Selon le bureau d'IQNA au Liban, les manifestants ont scandé des slogans contre la construction du mur d'acier, dénonçant la fatwa qui légitime la construction de ce mur.
Les protestataires qui ont symboliquement mis en place un mur de fer autour de l'ambassade égyptienne à Beyrouth, ont qualifié la décision égyptienne d'inhumaine et d'abominable.
Un responsable de l'Union Islamique libanaise, le cheikh Ossama al Rafaï s'adressant au gouvernement égyptien, a indiqué : "Nous annonçons à cet ancien pays qu'est l'Egypte, à ce territoire qui a offert au monde islamique d'éminentes personnalités dont Hassan al Banna (fondateur des Frères Musulmans)…que Gaza n'est pas seule.

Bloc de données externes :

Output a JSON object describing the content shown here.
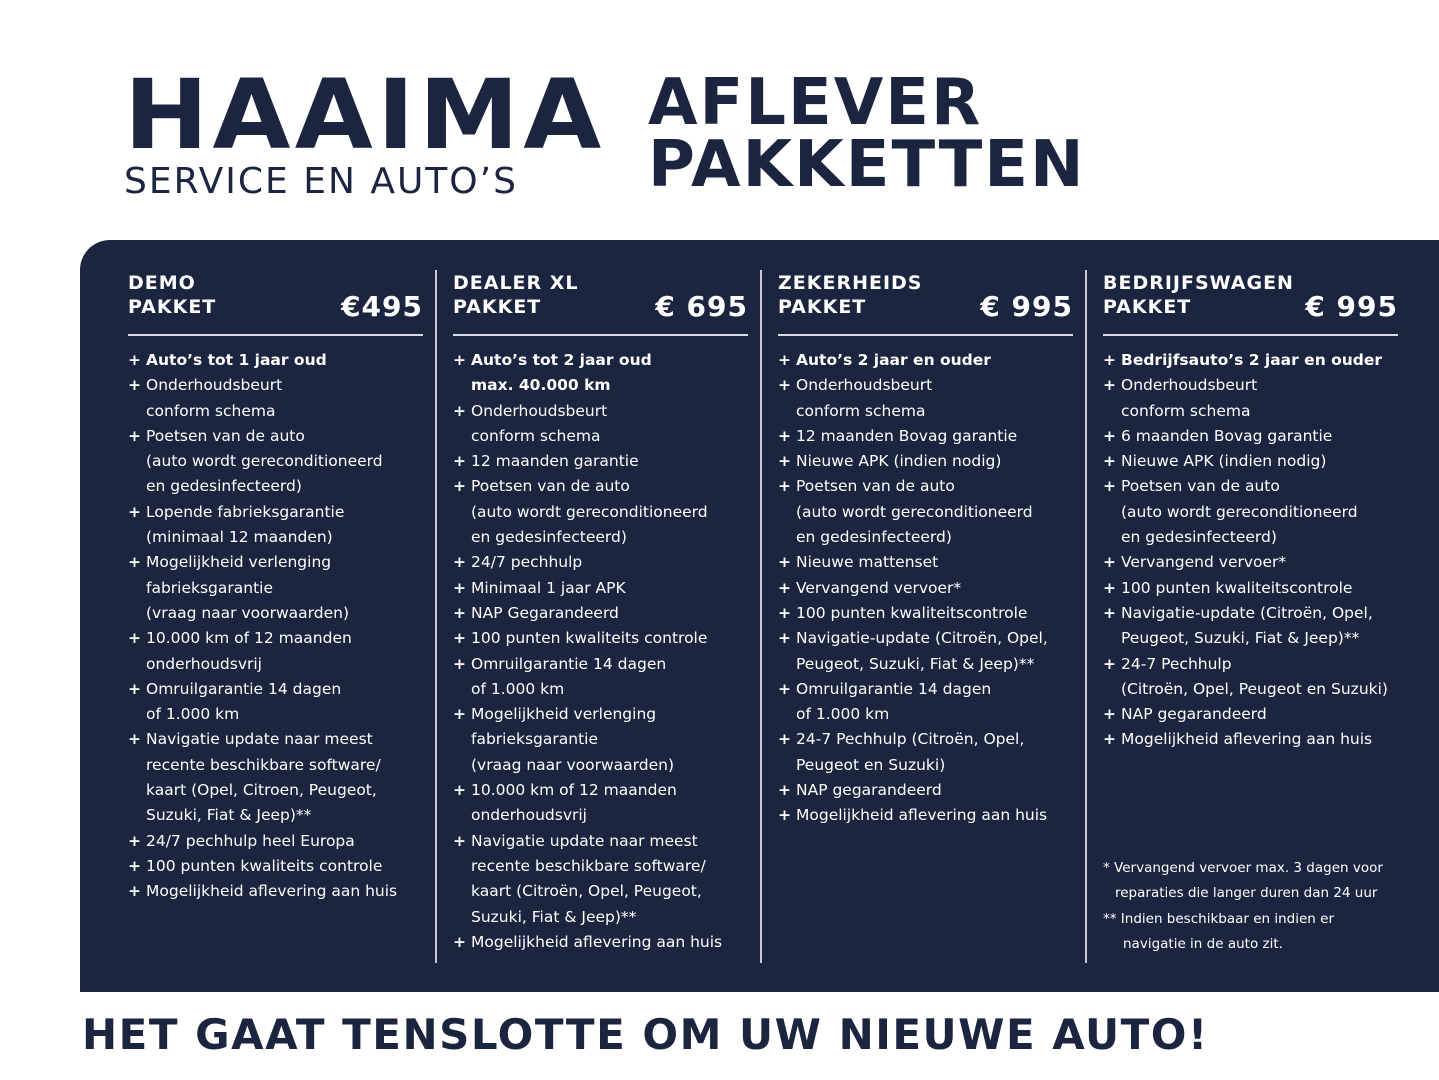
{
  "brand": {
    "name": "HAAIMA",
    "subtitle": "SERVICE EN AUTO’S"
  },
  "headline": {
    "line1": "AFLEVER",
    "line2": "PAKKETTEN"
  },
  "colors": {
    "navy": "#1c2540",
    "white": "#ffffff"
  },
  "packages": [
    {
      "title1": "DEMO",
      "title2": "PAKKET",
      "price": "€495",
      "items": [
        {
          "bold": true,
          "lines": [
            "Auto’s tot 1 jaar oud"
          ]
        },
        {
          "lines": [
            "Onderhoudsbeurt",
            "conform schema"
          ]
        },
        {
          "lines": [
            "Poetsen van de auto",
            "(auto wordt gereconditioneerd",
            "en gedesinfecteerd)"
          ]
        },
        {
          "lines": [
            "Lopende fabrieksgarantie",
            "(minimaal 12 maanden)"
          ]
        },
        {
          "lines": [
            "Mogelijkheid verlenging",
            "fabrieksgarantie",
            "(vraag naar voorwaarden)"
          ]
        },
        {
          "lines": [
            "10.000 km of 12 maanden",
            "onderhoudsvrij"
          ]
        },
        {
          "lines": [
            "Omruilgarantie 14 dagen",
            "of 1.000 km"
          ]
        },
        {
          "lines": [
            "Navigatie update naar meest",
            "recente beschikbare software/",
            "kaart (Opel, Citroen,  Peugeot,",
            "Suzuki, Fiat & Jeep)**"
          ]
        },
        {
          "lines": [
            "24/7 pechhulp heel Europa"
          ]
        },
        {
          "lines": [
            "100 punten kwaliteits controle"
          ]
        },
        {
          "lines": [
            "Mogelijkheid aflevering aan huis"
          ]
        }
      ]
    },
    {
      "title1": "DEALER XL",
      "title2": "PAKKET",
      "price": "€ 695",
      "items": [
        {
          "bold": true,
          "lines": [
            "Auto’s tot 2 jaar oud",
            "max. 40.000 km"
          ]
        },
        {
          "lines": [
            "Onderhoudsbeurt",
            "conform schema"
          ]
        },
        {
          "lines": [
            "12 maanden garantie"
          ]
        },
        {
          "lines": [
            "Poetsen van de auto",
            "(auto wordt gereconditioneerd",
            "en gedesinfecteerd)"
          ]
        },
        {
          "lines": [
            "24/7 pechhulp"
          ]
        },
        {
          "lines": [
            "Minimaal 1 jaar APK"
          ]
        },
        {
          "lines": [
            "NAP Gegarandeerd"
          ]
        },
        {
          "lines": [
            "100 punten kwaliteits controle"
          ]
        },
        {
          "lines": [
            "Omruilgarantie 14 dagen",
            "of 1.000 km"
          ]
        },
        {
          "lines": [
            "Mogelijkheid verlenging",
            "fabrieksgarantie",
            "(vraag naar voorwaarden)"
          ]
        },
        {
          "lines": [
            "10.000 km of 12 maanden",
            "onderhoudsvrij"
          ]
        },
        {
          "lines": [
            "Navigatie update naar meest",
            "recente beschikbare software/",
            "kaart (Citroën, Opel, Peugeot,",
            "Suzuki, Fiat & Jeep)**"
          ]
        },
        {
          "lines": [
            "Mogelijkheid aflevering aan huis"
          ]
        }
      ]
    },
    {
      "title1": "ZEKERHEIDS",
      "title2": "PAKKET",
      "price": "€ 995",
      "items": [
        {
          "bold": true,
          "lines": [
            "Auto’s 2 jaar en ouder"
          ]
        },
        {
          "lines": [
            "Onderhoudsbeurt",
            "conform schema"
          ]
        },
        {
          "lines": [
            "12 maanden Bovag garantie"
          ]
        },
        {
          "lines": [
            "Nieuwe APK (indien nodig)"
          ]
        },
        {
          "lines": [
            "Poetsen van de auto",
            "(auto wordt gereconditioneerd",
            "en gedesinfecteerd)"
          ]
        },
        {
          "lines": [
            "Nieuwe mattenset"
          ]
        },
        {
          "lines": [
            "Vervangend vervoer*"
          ]
        },
        {
          "lines": [
            "100 punten kwaliteitscontrole"
          ]
        },
        {
          "lines": [
            "Navigatie-update (Citroën, Opel,",
            "Peugeot, Suzuki, Fiat & Jeep)**"
          ]
        },
        {
          "lines": [
            "Omruilgarantie 14 dagen",
            "of 1.000 km"
          ]
        },
        {
          "lines": [
            "24-7 Pechhulp (Citroën, Opel,",
            "Peugeot en Suzuki)"
          ]
        },
        {
          "lines": [
            "NAP gegarandeerd"
          ]
        },
        {
          "lines": [
            "Mogelijkheid aflevering aan huis"
          ]
        }
      ]
    },
    {
      "title1": "BEDRIJFSWAGEN",
      "title2": "PAKKET",
      "price": "€ 995",
      "items": [
        {
          "bold": true,
          "lines": [
            "Bedrijfsauto’s 2 jaar en ouder"
          ]
        },
        {
          "lines": [
            "Onderhoudsbeurt",
            "conform schema"
          ]
        },
        {
          "lines": [
            "6 maanden Bovag garantie"
          ]
        },
        {
          "lines": [
            "Nieuwe APK (indien nodig)"
          ]
        },
        {
          "lines": [
            "Poetsen van de auto",
            "(auto wordt gereconditioneerd",
            "en gedesinfecteerd)"
          ]
        },
        {
          "lines": [
            "Vervangend vervoer*"
          ]
        },
        {
          "lines": [
            "100 punten kwaliteitscontrole"
          ]
        },
        {
          "lines": [
            "Navigatie-update (Citroën, Opel,",
            "Peugeot, Suzuki, Fiat & Jeep)**"
          ]
        },
        {
          "lines": [
            "24-7 Pechhulp",
            "(Citroën, Opel, Peugeot en Suzuki)"
          ]
        },
        {
          "lines": [
            "NAP gegarandeerd"
          ]
        },
        {
          "lines": [
            "Mogelijkheid aflevering aan huis"
          ]
        }
      ]
    }
  ],
  "bullet": "+",
  "footnotes": {
    "note1_line1": "* Vervangend vervoer max. 3 dagen voor",
    "note1_line2": "reparaties die langer duren dan 24 uur",
    "note2_line1": "** Indien beschikbaar en indien er",
    "note2_line2": "navigatie in de auto zit."
  },
  "tagline": "HET GAAT TENSLOTTE OM UW NIEUWE AUTO!"
}
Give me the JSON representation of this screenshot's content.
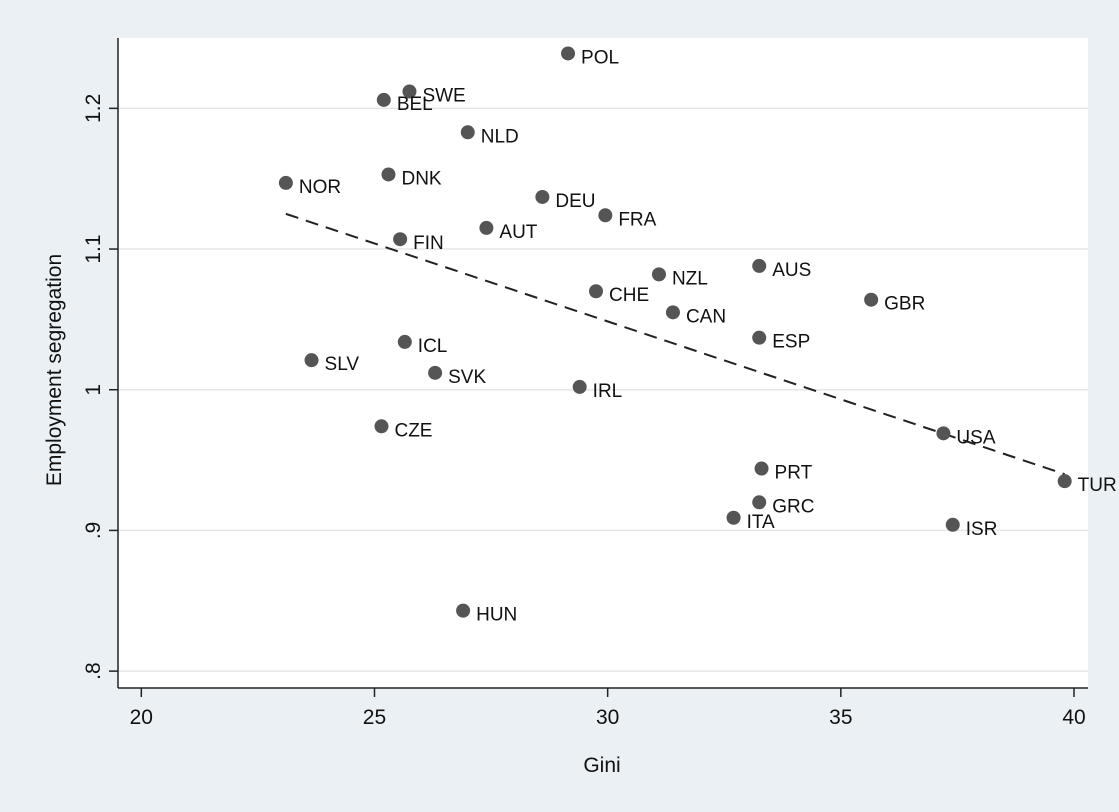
{
  "chart_data": {
    "type": "scatter",
    "xlabel": "Gini",
    "ylabel": "Employment segregation",
    "xlim": [
      19.5,
      40.3
    ],
    "ylim": [
      0.788,
      1.25
    ],
    "x_ticks": [
      20,
      25,
      30,
      35,
      40
    ],
    "x_tick_labels": [
      "20",
      "25",
      "30",
      "35",
      "40"
    ],
    "y_ticks": [
      0.8,
      0.9,
      1.0,
      1.1,
      1.2
    ],
    "y_tick_labels": [
      ".8",
      ".9",
      "1",
      "1.1",
      "1.2"
    ],
    "grid": "horizontal",
    "points": [
      {
        "label": "POL",
        "x": 29.15,
        "y": 1.239
      },
      {
        "label": "SWE",
        "x": 25.75,
        "y": 1.212
      },
      {
        "label": "BEL",
        "x": 25.2,
        "y": 1.206
      },
      {
        "label": "NLD",
        "x": 27.0,
        "y": 1.183
      },
      {
        "label": "NOR",
        "x": 23.1,
        "y": 1.147
      },
      {
        "label": "DNK",
        "x": 25.3,
        "y": 1.153
      },
      {
        "label": "DEU",
        "x": 28.6,
        "y": 1.137
      },
      {
        "label": "FRA",
        "x": 29.95,
        "y": 1.124
      },
      {
        "label": "AUT",
        "x": 27.4,
        "y": 1.115
      },
      {
        "label": "FIN",
        "x": 25.55,
        "y": 1.107
      },
      {
        "label": "AUS",
        "x": 33.25,
        "y": 1.088
      },
      {
        "label": "NZL",
        "x": 31.1,
        "y": 1.082
      },
      {
        "label": "CHE",
        "x": 29.75,
        "y": 1.07
      },
      {
        "label": "GBR",
        "x": 35.65,
        "y": 1.064
      },
      {
        "label": "CAN",
        "x": 31.4,
        "y": 1.055
      },
      {
        "label": "ESP",
        "x": 33.25,
        "y": 1.037
      },
      {
        "label": "ICL",
        "x": 25.65,
        "y": 1.034
      },
      {
        "label": "SLV",
        "x": 23.65,
        "y": 1.021
      },
      {
        "label": "SVK",
        "x": 26.3,
        "y": 1.012
      },
      {
        "label": "IRL",
        "x": 29.4,
        "y": 1.002
      },
      {
        "label": "CZE",
        "x": 25.15,
        "y": 0.974
      },
      {
        "label": "USA",
        "x": 37.2,
        "y": 0.969
      },
      {
        "label": "PRT",
        "x": 33.3,
        "y": 0.944
      },
      {
        "label": "TUR",
        "x": 39.8,
        "y": 0.935
      },
      {
        "label": "GRC",
        "x": 33.25,
        "y": 0.92
      },
      {
        "label": "ITA",
        "x": 32.7,
        "y": 0.909
      },
      {
        "label": "ISR",
        "x": 37.4,
        "y": 0.904
      },
      {
        "label": "HUN",
        "x": 26.9,
        "y": 0.843
      }
    ],
    "fit_line": {
      "x": [
        23.1,
        39.8
      ],
      "y": [
        1.125,
        0.94
      ],
      "style": "dashed"
    },
    "colors": {
      "point": "#555555",
      "line": "#222222",
      "grid": "#e6e6e6",
      "background": "#eaf0f4",
      "plot_background": "#ffffff"
    }
  }
}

Des millions d'humains sont prêts actuellement à donner leurs vies pour cette enclave et si les chefs d'Etat cessent de soutenir ce peuple opprimé, les nations prendront en charge leur défense."
Un membre de l'Association des Oulémas palestiniens a déclaré : "Nous n'attendions pas une telle décision de la part de l'Egypte et d'Al Azhar. Nous nous attendions à ce que les oulémas d'Al Azhar réagissent aux pillages d'Al Aqsa qui menacent d'éliminer l'identité de cette ville sainte."
Pour sa part, le cheikh Ahmad al Ora a demandé une action des chefs d'Etat, de la Ligue Arabe et de l'Organisation de la Conférence Islamique (OCI) pour mettre fin au blocus imposé à Gaza."